The committee highlighted at least $86,000 in spending by advocacy groups and lobbyists with ties to the Turkish government at the Trump hotel at the time the Justice Department was investigating Halkbank, one of Turkey’s state-owned banks, for evading US sanctions by funneling cash and gold to Iran. Prosecutors had already charged several individuals, including one close to the Turkish President Recep Tayyip Erdogan.

CNN reported  that Erdogan had urged Trump in a phone call to drop a potential DOJ indictment into Halkbank. Trump told Erdogan he would have his people look into it.

President Donald Trump shakes hands with Turkish President Recep Tayyip Erdogan in the Roosevelt Room of the White House, Tuesday, May 16, 2017.

The investigation into Halkbank was led by the U.S. attorney’s office for the Southern District of New York. Then-US Attorney General Bill Barr personally spearheaded an effort to negotiate a settlement with the bank that would have allowed it to sidestep an indictment, CNN previously reported. 

Geoffrey Berman, the US attorney, insisted on criminal prosecution and later wrote in his memoir about his time as US attorney that he believed Barr was doing Trump’s bidding in pressuring his office to drop charges. Berman was fired eight months later. 

Over a period of seven months beginning September 2017, lobbyist and Trump donor Brian Ballard spent $21,209 at the Trump hotel, according to the Maloney letter and committee records. Turkey paid Ballard’s lobbying shop $4.6 million over two years. He also worked for Halkbank as a lobbyist.

Ballard, who has not been charged with any wrongdoing, told CNN, “Prior to purchasing a residence in Washington in 2018, I stayed at a number of hotels in Washington, including the Trump Hotel, and paid fair market rates for those nights. There is nothing unusual, newsworthy or noteworthy about that fact.”

The committee said the records show that one day after Ballard checked out, a notation indicates “American-Turkish Council Call In” made an advance deposit for $65,139. The American-Turkish Council, an advocacy group, held two conferences at the Trump property, the committee said.

The Turkish embassy sponsored two hotel stays around the time of Erdogan’s May 2017 visit to Washington, Maloney wrote in her letter, though it’s unclear from the records how much the embassy spent for those stays.

A prime minister in the presidential suite

The biggest windfall the hotel received, according to the committee, came during a September 2017 visit by then-Prime Minister of Malaysia Najib Razak, his delegation and lobbyists who stayed at the hotel.

During the eight-day visit, Razak and his entourage spent $259,724 in room charges, restaurant bills and other expenses at Trump’s hotel while he was in town to meet with Trump at the White House several blocks away.
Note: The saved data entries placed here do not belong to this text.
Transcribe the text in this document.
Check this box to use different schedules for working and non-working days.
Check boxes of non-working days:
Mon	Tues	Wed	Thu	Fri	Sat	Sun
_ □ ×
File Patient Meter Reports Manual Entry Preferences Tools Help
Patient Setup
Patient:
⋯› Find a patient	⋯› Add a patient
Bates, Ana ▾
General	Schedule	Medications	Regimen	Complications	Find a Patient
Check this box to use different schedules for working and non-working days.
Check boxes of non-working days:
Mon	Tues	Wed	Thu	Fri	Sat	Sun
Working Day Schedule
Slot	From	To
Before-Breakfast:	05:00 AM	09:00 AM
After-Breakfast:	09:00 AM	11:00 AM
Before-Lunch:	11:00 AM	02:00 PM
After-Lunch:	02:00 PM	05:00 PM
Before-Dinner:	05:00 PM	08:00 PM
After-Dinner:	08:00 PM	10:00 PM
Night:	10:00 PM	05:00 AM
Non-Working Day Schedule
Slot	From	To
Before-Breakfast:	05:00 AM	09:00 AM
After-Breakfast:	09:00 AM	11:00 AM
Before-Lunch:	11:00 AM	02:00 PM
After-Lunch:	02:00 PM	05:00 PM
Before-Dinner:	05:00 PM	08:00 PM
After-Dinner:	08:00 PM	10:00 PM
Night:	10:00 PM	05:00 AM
Razak, who was under Justice Department investigation for allegedly looting Malaysia’s sovereign wealth fund of billions of dollars, stayed in the hotel’s presidential suite for $10,000 per night.

Lobbyist Elliott Broidy, who was also the deputy vice chair of the Republican National Committee, and an associate stayed at the hotel for four nights during that same period of time, incurring charges of more than $6,000. They previously were involved in – ultimately unsuccessful –efforts to lobby Trump and administration officials to drop the investigation into the sovereign wealth fund.
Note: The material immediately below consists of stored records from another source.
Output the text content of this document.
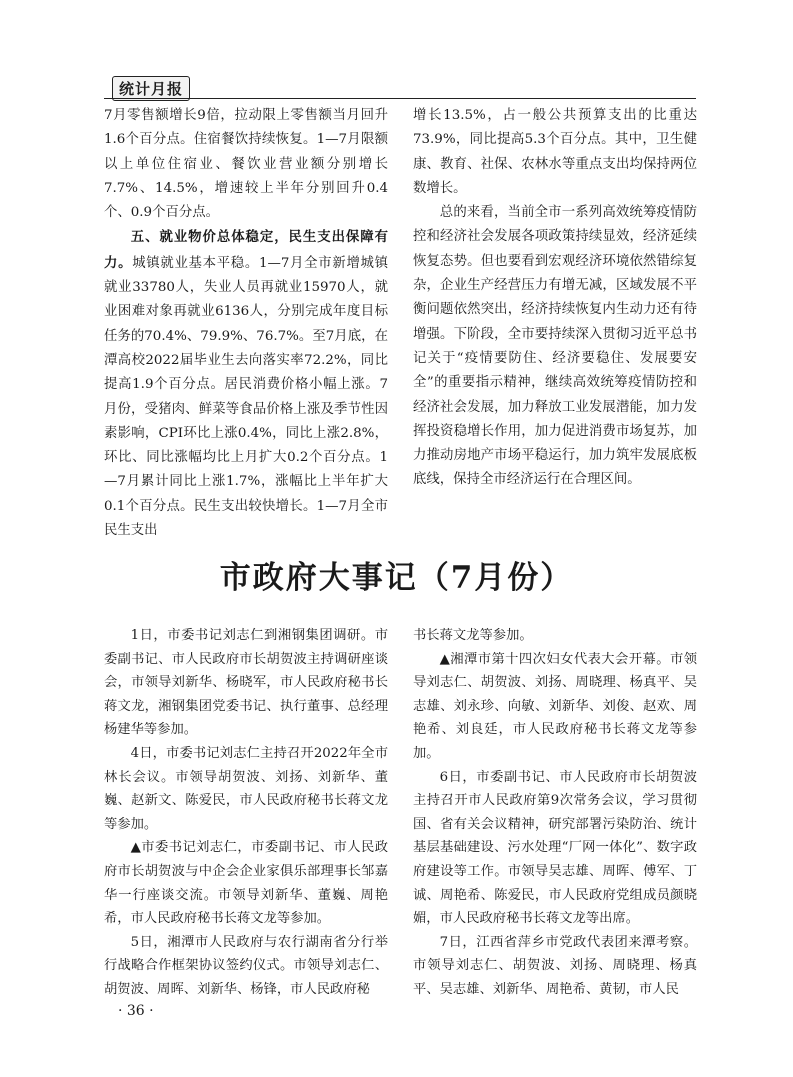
统计月报

7月零售额增长9倍，拉动限上零售额当月回升1.6个百分点。住宿餐饮持续恢复。1—7月限额以上单位住宿业、餐饮业营业额分别增长7.7%、14.5%，增速较上半年分别回升0.4个、0.9个百分点。

五、就业物价总体稳定，民生支出保障有力。城镇就业基本平稳。1—7月全市新增城镇就业33780人，失业人员再就业15970人，就业困难对象再就业6136人，分别完成年度目标任务的70.4%、79.9%、76.7%。至7月底，在潭高校2022届毕业生去向落实率72.2%，同比提高1.9个百分点。居民消费价格小幅上涨。7月份，受猪肉、鲜菜等食品价格上涨及季节性因素影响，CPI环比上涨0.4%，同比上涨2.8%，环比、同比涨幅均比上月扩大0.2个百分点。1—7月累计同比上涨1.7%，涨幅比上半年扩大0.1个百分点。民生支出较快增长。1—7月全市民生支出

增长13.5%，占一般公共预算支出的比重达73.9%，同比提高5.3个百分点。其中，卫生健康、教育、社保、农林水等重点支出均保持两位数增长。

总的来看，当前全市一系列高效统筹疫情防控和经济社会发展各项政策持续显效，经济延续恢复态势。但也要看到宏观经济环境依然错综复杂，企业生产经营压力有增无减，区域发展不平衡问题依然突出，经济持续恢复内生动力还有待增强。下阶段，全市要持续深入贯彻习近平总书记关于“疫情要防住、经济要稳住、发展要安全”的重要指示精神，继续高效统筹疫情防控和经济社会发展，加力释放工业发展潜能，加力发挥投资稳增长作用，加力促进消费市场复苏，加力推动房地产市场平稳运行，加力筑牢发展底板底线，保持全市经济运行在合理区间。

市政府大事记（7月份）

1日，市委书记刘志仁到湘钢集团调研。市委副书记、市人民政府市长胡贺波主持调研座谈会，市领导刘新华、杨晓军，市人民政府秘书长蒋文龙，湘钢集团党委书记、执行董事、总经理杨建华等参加。

4日，市委书记刘志仁主持召开2022年全市林长会议。市领导胡贺波、刘扬、刘新华、董巍、赵新文、陈爱民，市人民政府秘书长蒋文龙等参加。

▲市委书记刘志仁，市委副书记、市人民政府市长胡贺波与中企会企业家俱乐部理事长邹嘉华一行座谈交流。市领导刘新华、董巍、周艳希，市人民政府秘书长蒋文龙等参加。

5日，湘潭市人民政府与农行湖南省分行举行战略合作框架协议签约仪式。市领导刘志仁、胡贺波、周晖、刘新华、杨锋，市人民政府秘

书长蒋文龙等参加。

▲湘潭市第十四次妇女代表大会开幕。市领导刘志仁、胡贺波、刘扬、周晓理、杨真平、吴志雄、刘永珍、向敏、刘新华、刘俊、赵欢、周艳希、刘良廷，市人民政府秘书长蒋文龙等参加。

6日，市委副书记、市人民政府市长胡贺波主持召开市人民政府第9次常务会议，学习贯彻国、省有关会议精神，研究部署污染防治、统计基层基础建设、污水处理“厂网一体化”、数字政府建设等工作。市领导吴志雄、周晖、傅军、丁诚、周艳希、陈爱民，市人民政府党组成员颜晓媚，市人民政府秘书长蒋文龙等出席。

7日，江西省萍乡市党政代表团来潭考察。市领导刘志仁、胡贺波、刘扬、周晓理、杨真平、吴志雄、刘新华、周艳希、黄韧，市人民

· 36 ·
The Justice Department brought criminal charges against other individuals in connection with the scheme. Razak was not charged by US authorities, but he was prosecuted by Malaysian authorities for his role in the embezzlement scheme. Broidy and the associate both pleaded guilty to charges related to the secret lobbying effort. Broidy was pardoned by Trump at the end of his presidency.
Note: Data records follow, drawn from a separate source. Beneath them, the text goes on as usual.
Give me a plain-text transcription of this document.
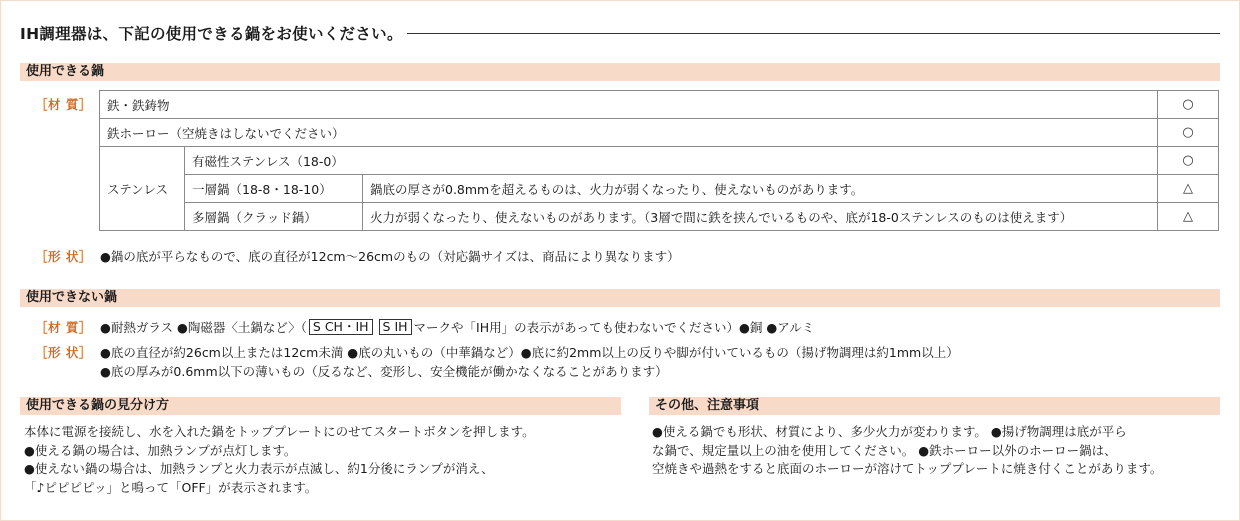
IH調理器は、下記の使用できる鍋をお使いください。
使用できる鍋
［材 質］ 鉄・鉄鋳物			○
鉄ホーロー（空焼きはしないでください）			○
ステンレス	有磁性ステンレス（18-0）		○
	一層鍋（18-8・18-10）	鍋底の厚さが0.8mmを超えるものは、火力が弱くなったり、使えないものがあります。	△
	多層鍋（クラッド鍋）	火力が弱くなったり、使えないものがあります。（3層で間に鉄を挟んでいるものや、底が18-0ステンレスのものは使えます）	△
［形 状］ ●鍋の底が平らなもので、底の直径が12cm〜26cmのもの（対応鍋サイズは、商品により異なります）
使用できない鍋
［材 質］ ●耐熱ガラス ●陶磁器〈土鍋など〉（ S CH・IH	S IH マークや「IH用」の表示があっても使わないでください）●銅 ●アルミ
［形 状］ ●底の直径が約26cm以上または12cm未満 ●底の丸いもの（中華鍋など）●底に約2mm以上の反りや脚が付いているもの（揚げ物調理は約1mm以上）
●底の厚みが0.6mm以下の薄いもの（反るなど、変形し、安全機能が働かなくなることがあります）
使用できる鍋の見分け方
本体に電源を接続し、水を入れた鍋をトッププレートにのせてスタートボタンを押します。
●使える鍋の場合は、加熱ランプが点灯します。
●使えない鍋の場合は、加熱ランプと火力表示が点滅し、約1分後にランプが消え、
「♪ピピピピッ」と鳴って「OFF」が表示されます。
その他、注意事項
●使える鍋でも形状、材質により、多少火力が変わります。 ●揚げ物調理は底が平ら
な鍋で、規定量以上の油を使用してください。 ●鉄ホーロー以外のホーロー鍋は、
空焼きや過熱をすると底面のホーローが溶けてトッププレートに焼き付くことがあります。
The delegation’s expenses far exceeded the average revenue for other nights in September, the committee said, by nearly 2 to 1.

The accounting records obtained by the committee show that a Chinese Embassy Delegation was charged $19,391 at the Trump Hotel in August 2017, a little more than two months before Trump traveled to Beijing for a meeting with Chinese President Xi Jinping.

Trump and Xi first met in April 2017 at Trump’s Mar-a-Lago resort, and Trump’s relationship with the Chinese leader was among the most crucial for US foreign policy during his presidency.

This story has been updated with comment from a Qatari government official.